Big Blue said its experts spent around 200,000 hours in research and development to create the software.
Detecting advanced threats
In a bid to combine machine and human intelligence, the firm has also launched X-Force Threat Management Services, a new artificial intelligence-driven solution that automates threat detection.
Thanks to its three AI engines, the software is able to analyse new threats by comparing them to 600,000 historical use cases.
According to IBM, the software “can help automate certain steps in the threat management process, which would normally require human intervention”.
Tackling complex threats
IBM takes the view that AI and machine learning technologies should be combined with human knowledge to tackle complex issues, rather than simply automate or replace human tasks.
In this case, the company is combining machine and human intelligence to “work together in highly complex environments” and “solve” sophisticated cybersecurity threats, it said.
The company’s security arm, IBM Security, said the new solutions “provide the full context of the incident”, which means that humans can “focus on complex and priority threats”.
Changing every industry
Marc van Zadelhoff, general manager of the firm, believes that companies can achieve more if they encourage their employees to work with AI tools. “The collaboration between humans and intelligent machines is going to affect every industry,” he said.

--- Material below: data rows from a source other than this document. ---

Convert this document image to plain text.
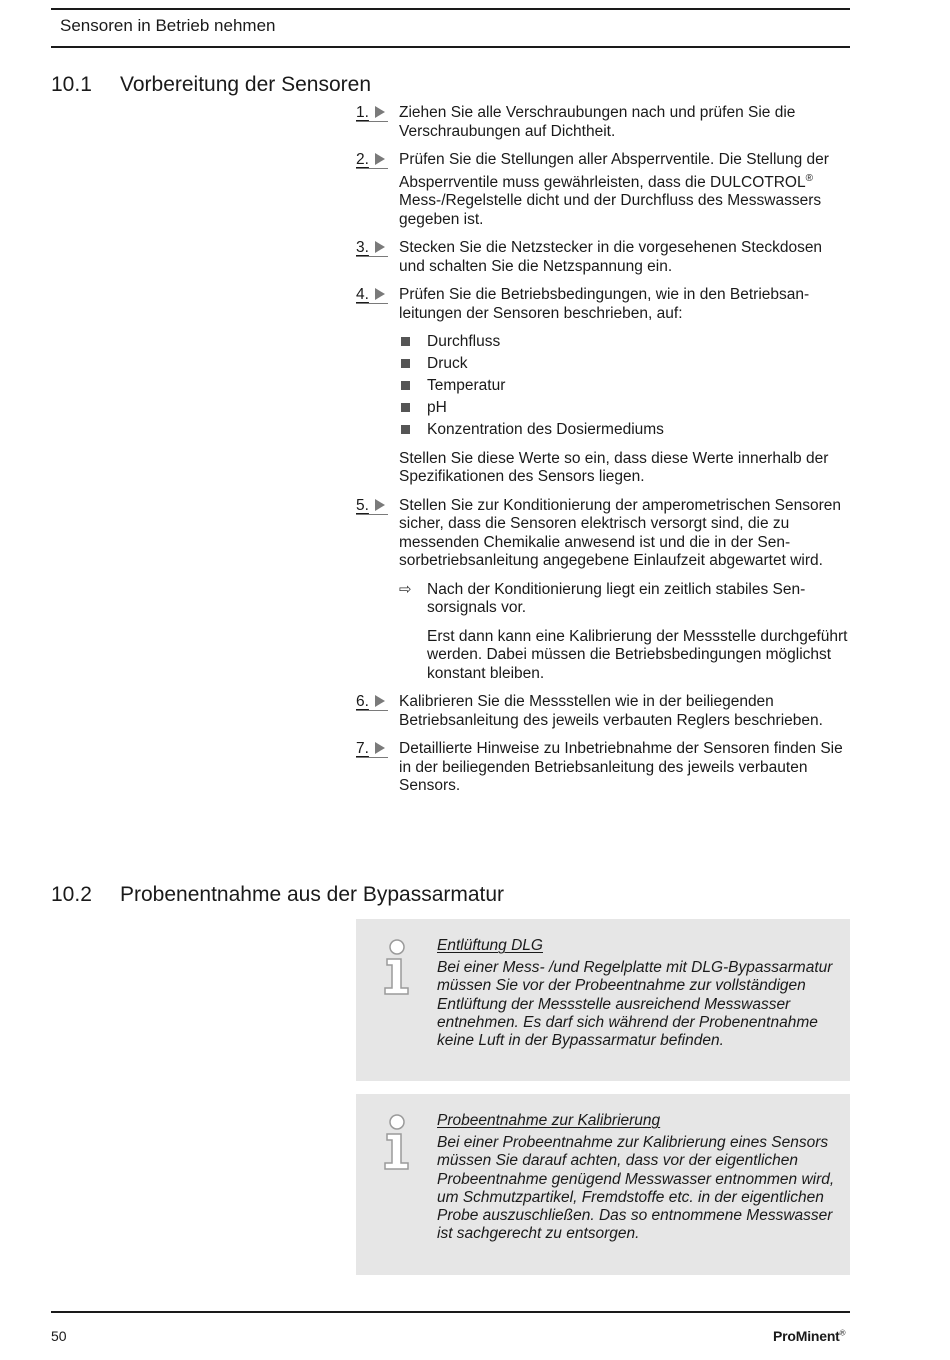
Sensoren in Betrieb nehmen
10.1 Vorbereitung der Sensoren
1.	Ziehen Sie alle Verschraubungen nach und prüfen Sie die Verschraubungen auf Dichtheit.
2.	Prüfen Sie die Stellungen aller Absperrventile. Die Stellung der Absperrventile muss gewährleisten, dass die DULCOTROL® Mess-/Regelstelle dicht und der Durchfluss des Messwassers gegeben ist.
3.	Stecken Sie die Netzstecker in die vorgesehenen Steckdosen und schalten Sie die Netzspannung ein.
4.	Prüfen Sie die Betriebsbedingungen, wie in den Betriebsanleitungen der Sensoren beschrieben, auf:
Durchfluss
Druck
Temperatur
pH
Konzentration des Dosiermediums
Stellen Sie diese Werte so ein, dass diese Werte innerhalb der Spezifikationen des Sensors liegen.
5.	Stellen Sie zur Konditionierung der amperometrischen Sensoren sicher, dass die Sensoren elektrisch versorgt sind, die zu messenden Chemikalie anwesend ist und die in der Sensorbetriebsanleitung angegebene Einlaufzeit abgewartet wird.
⇨ Nach der Konditionierung liegt ein zeitlich stabiles Sensorsignals vor.
Erst dann kann eine Kalibrierung der Messstelle durchgeführt werden. Dabei müssen die Betriebsbedingungen möglichst konstant bleiben.
6.	Kalibrieren Sie die Messstellen wie in der beiliegenden Betriebsanleitung des jeweils verbauten Reglers beschrieben.
7.	Detaillierte Hinweise zu Inbetriebnahme der Sensoren finden Sie in der beiliegenden Betriebsanleitung des jeweils verbauten Sensors.
10.2 Probenentnahme aus der Bypassarmatur
Entlüftung DLG
Bei einer Mess- /und Regelplatte mit DLG-Bypassarmatur müssen Sie vor der Probeentnahme zur vollständigen Entlüftung der Messstelle ausreichend Messwasser entnehmen. Es darf sich während der Probenentnahme keine Luft in der Bypassarmatur befinden.
Probeentnahme zur Kalibrierung
Bei einer Probeentnahme zur Kalibrierung eines Sensors müssen Sie darauf achten, dass vor der eigentlichen Probeentnahme genügend Messwasser entnommen wird, um Schmutzpartikel, Fremdstoffe etc. in der eigentlichen Probe auszuschließen. Das so entnommene Messwasser ist sachgerecht zu entsorgen.
50	ProMinent®
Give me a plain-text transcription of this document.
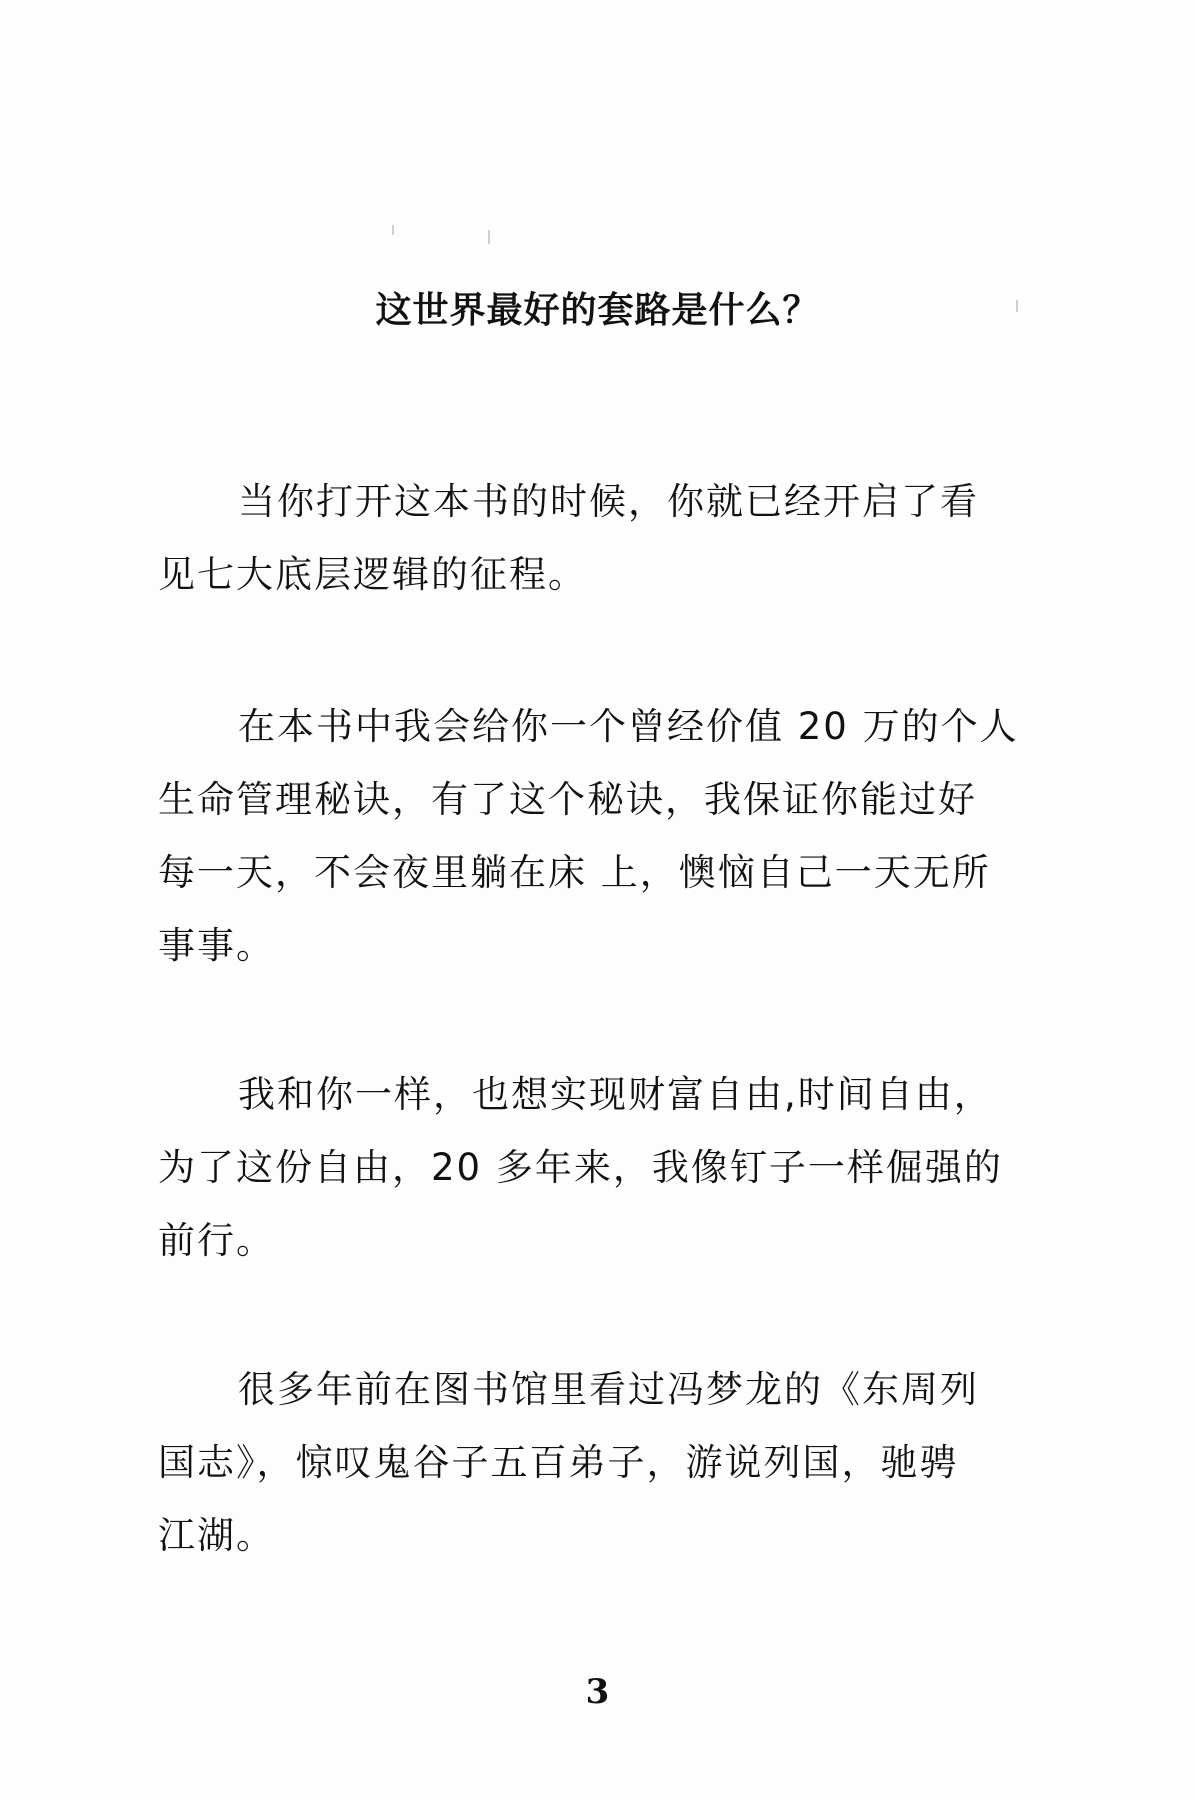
这世界最好的套路是什么？

当你打开这本书的时候，你就已经开启了看
见七大底层逻辑的征程。

在本书中我会给你一个曾经价值 20 万的个人
生命管理秘诀，有了这个秘诀，我保证你能过好
每一天，不会夜里躺在床 上，懊恼自己一天无所
事事。

我和你一样，也想实现财富自由,时间自由，
为了这份自由，20 多年来，我像钉子一样倔强的
前行。

很多年前在图书馆里看过冯梦龙的《东周列
国志》，惊叹鬼谷子五百弟子，游说列国，驰骋
江湖。

3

“In security, we see this manifesting itself first in the security operations centre where the data only keeps growing. Companies have an opportunity with breakthroughs like AI for active threat management and Intelligent Orchestration to rewire incident response procedures for the age of intelligence.”
The announcements come as IBM releases a report, with research from Harris Poll, which examines how consumers feel about data privacy.

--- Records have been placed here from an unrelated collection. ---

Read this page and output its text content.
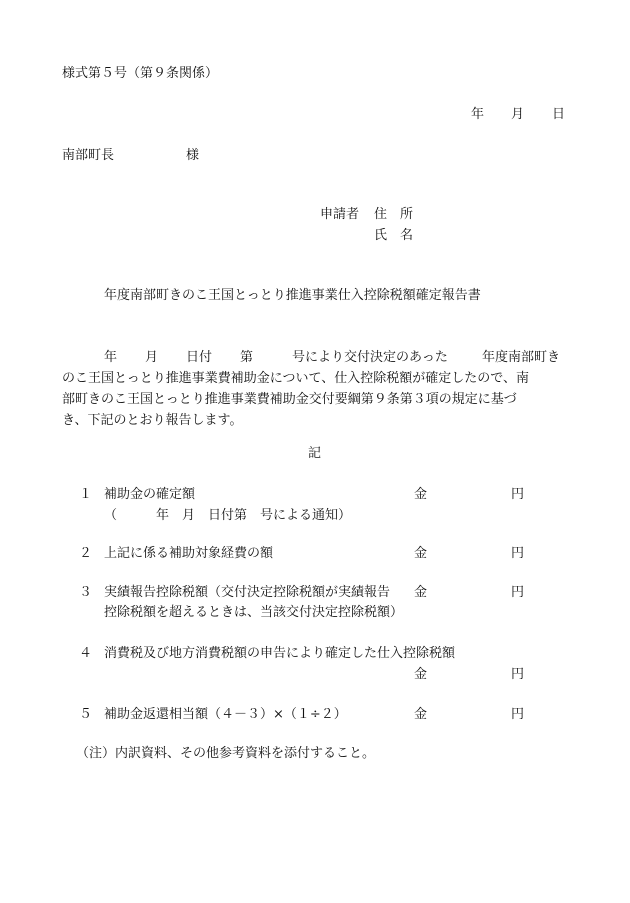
様式第５号（第９条関係）
年 月 日
南部町長	様
申請者 住　所
氏　名
年度南部町きのこ王国とっとり推進事業仕入控除税額確定報告書
年 月 日付 第	号により交付決定のあった	年度南部町き
のこ王国とっとり推進事業費補助金について、仕入控除税額が確定したので、南
部町きのこ王国とっとり推進事業費補助金交付要綱第９条第３項の規定に基づ
き、下記のとおり報告します。
記
１ 補助金の確定額	金	円
（　　　年　月　日付第　号による通知）
２ 上記に係る補助対象経費の額	金	円
３ 実績報告控除税額（交付決定控除税額が実績報告 金	円
控除税額を超えるときは、当該交付決定控除税額）
４ 消費税及び地方消費税額の申告により確定した仕入控除税額
金	円
５ 補助金返還相当額（４－３）×（１÷２）	金	円
（注）内訳資料、その他参考資料を添付すること。
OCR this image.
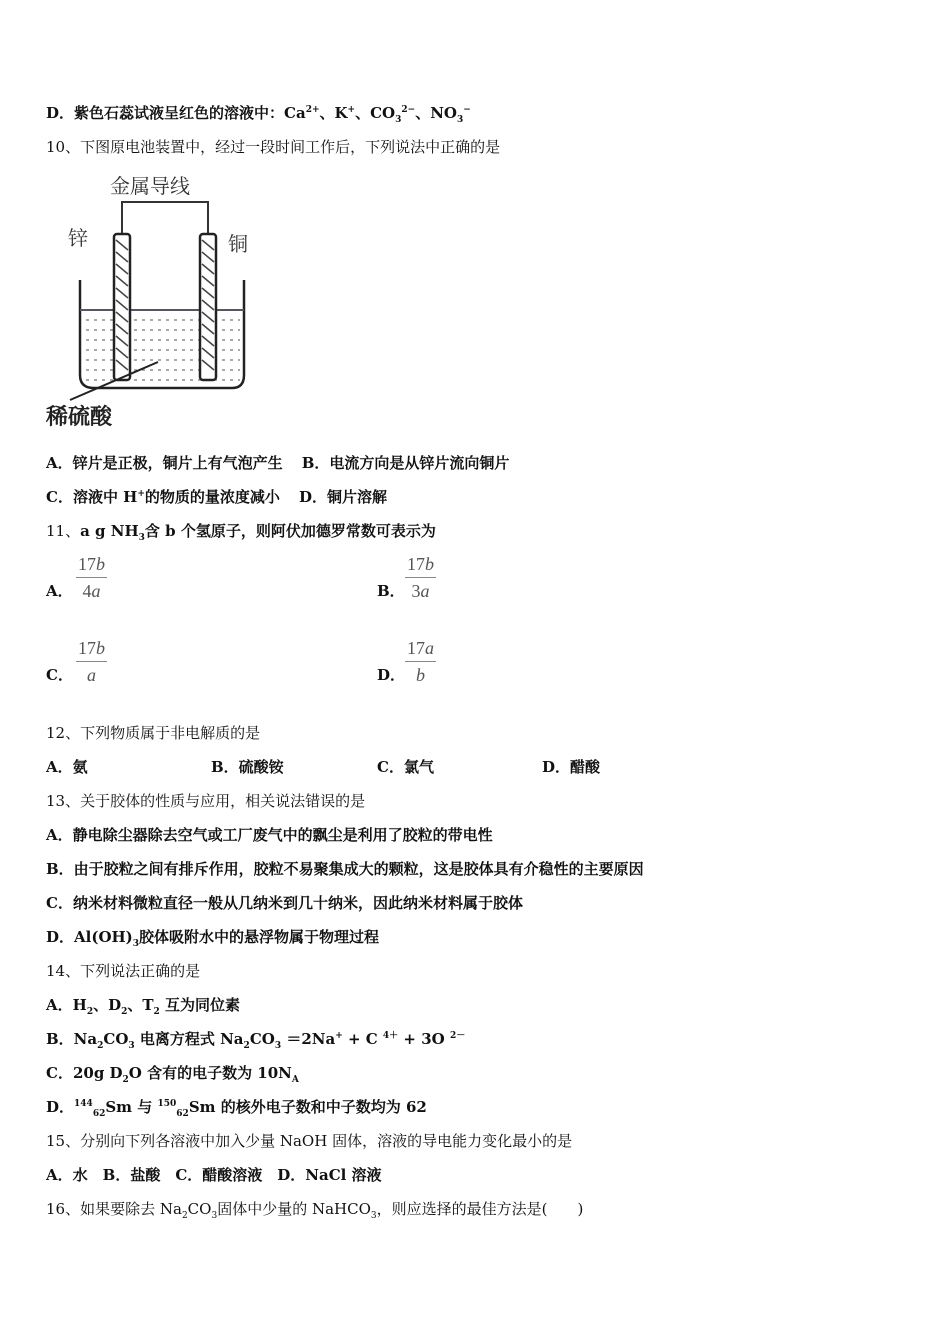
D．紫色石蕊试液呈红色的溶液中：$Ca^{2+}$、K+、$CO_3^{2-}$、$NO_3^-$
10、下图原电池装置中，经过一段时间工作后，下列说法中正确的是
金属导线
锌	铜
稀硫酸
A．锌片是正极，铜片上有气泡产生 B．电流方向是从锌片流向铜片
C．溶液中 H+的物质的量浓度减小 D．铜片溶解
11、a g $NH_3$含 b 个氢原子，则阿伏加德罗常数可表示为
A． $\frac{17b}{4a}$	B． $\frac{17b}{3a}$
C． $\frac{17b}{a}$	D． $\frac{17a}{b}$
12、下列物质属于非电解质的是
A．氨	B．硫酸铵	C．氯气	D．醋酸
13、关于胶体的性质与应用，相关说法错误的是
A．静电除尘器除去空气或工厂废气中的飘尘是利用了胶粒的带电性
B．由于胶粒之间有排斥作用，胶粒不易聚集成大的颗粒，这是胶体具有介稳性的主要原因
C．纳米材料微粒直径一般从几纳米到几十纳米，因此纳米材料属于胶体
D．$Al(OH)_3$胶体吸附水中的悬浮物属于物理过程
14、下列说法正确的是
A．$H_2$、$D_2$、$T_2$ 互为同位素
B．$Na_2CO_3$ 电离方程式 $Na_2CO_3 =2Na^+ + C$ $^{4+}$ + 3O $^{2-}$
C．20g $D_2O$ 含有的电子数为 $10N_A$
D．$^{144}_{62}$Sm 与 $^{150}_{62}$Sm 的核外电子数和中子数均为 62
15、分别向下列各溶液中加入少量 NaOH 固体，溶液的导电能力变化最小的是
A．水　B．盐酸　C．醋酸溶液　D．NaCl 溶液
16、如果要除去 $Na_2CO_3$固体中少量的 NaHCO$_3$，则应选择的最佳方法是(　　)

In the UK section of the report, 82 percent of consumers said that lacklustre security deters them from buying some companies’ products, and 83 percent of them expect the government to do more to regulate these firms.
By using its new AI and machine learning security solutions, the firm hopes that clients can implement better safeguards to stop hackers from preying on their customers and products.
“Increasingly, we are seeing companies around the world trying to balance providing personalised services to consumers, while maintaining privacy,” added John Kelly, senior vice president of Cognitive Solutions at IBM.
• In IBM’s Q1 2018 results, its Cognitive Solutions revenue was $4.3 billion, up two percent year on year in constant currency.
Internet of Business says
IBM’s recent focus has been on the critical mix of cognitive services and enterprise security. Speaking last year at the World Economic Forum in Davos, IBM chair and CEO Virginia Rometty stressed that AI and machine learning are about augmenting and complementing human ingenuity, not replacing it.
She said, “For us, the reason we call it ‘cognitive’ rather than ‘AI’ is that it is augmenting human intelligence – it will not be ‘Man or machine’. Whether it’s doctors, lawyers, call centre workers, it’s a very symbiotic relationship conversing with this technology. So our purpose is to augment and to really be in service of what humans do.”